Allora i capi dei sacerdoti e i farisei riunirono il sinèdrio e dissero: «Che cosa facciamo? Quest’uomo compie molti segni. Se lo lasciamo continuare così, tutti crederanno in lui, verranno i Romani e distruggeranno il nostro tempio e la nostra nazione». Ma uno di loro, Caifa, che era sommo sacerdote quell’anno, disse loro: «Voi non capite nulla! Non vi rendete conto che è conveniente per voi che un solo uomo muoia per il popolo, e non vada in rovina la nazione intera!». Questo però non lo disse da se stesso, ma, essendo sommo sacerdote quell’anno, profetizzò che Gesù doveva morire per la nazione; e non soltanto per la nazione, ma anche per riunire insieme i figli di Dio che erano dispersi.

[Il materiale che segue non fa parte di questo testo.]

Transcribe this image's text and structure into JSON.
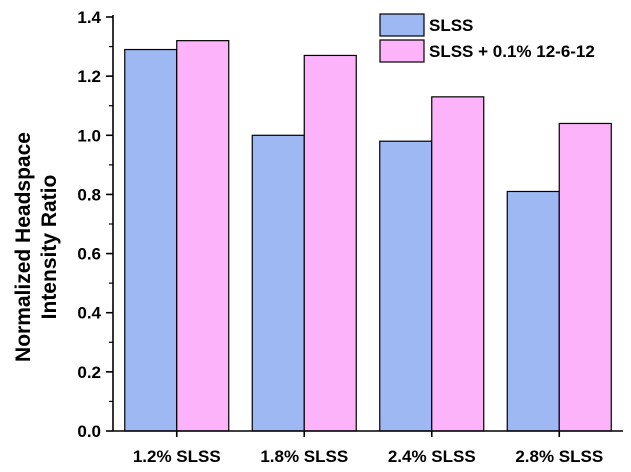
{
  "chart_data": {
    "type": "bar",
    "categories": [
      "1.2% SLSS",
      "1.8% SLSS",
      "2.4% SLSS",
      "2.8% SLSS"
    ],
    "series": [
      {
        "name": "SLSS",
        "values": [
          1.29,
          1.0,
          0.98,
          0.81
        ],
        "color": "#9DB8F2"
      },
      {
        "name": "SLSS + 0.1% 12-6-12",
        "values": [
          1.32,
          1.27,
          1.13,
          1.04
        ],
        "color": "#FDB3FA"
      }
    ],
    "ylabel_lines": [
      "Normalized Headspace",
      "Intensity Ratio"
    ],
    "xlabel": "",
    "ylim": [
      0,
      1.4
    ],
    "yticks": [
      0.0,
      0.2,
      0.4,
      0.6,
      0.8,
      1.0,
      1.2,
      1.4
    ],
    "ytick_labels": [
      "0.0",
      "0.2",
      "0.4",
      "0.6",
      "0.8",
      "1.0",
      "1.2",
      "1.4"
    ],
    "legend_position": "top-right",
    "grid": false
  }
}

Da quel giorno dunque decisero di ucciderlo.
Gesù dunque non andava più in pubblico tra i Giudei, ma da lì si ritirò nella regione vicina al deserto, in una città chiamata Èfraim, dove rimase con i discepoli. Era vicina la Pasqua dei Giudei e molti dalla regione salirono a Gerusalemme prima della Pasqua per purificarsi. Essi cercavano Gesù e, stando nel tempio, dicevano tra loro: «Che ve ne pare? Non verrà alla festa?».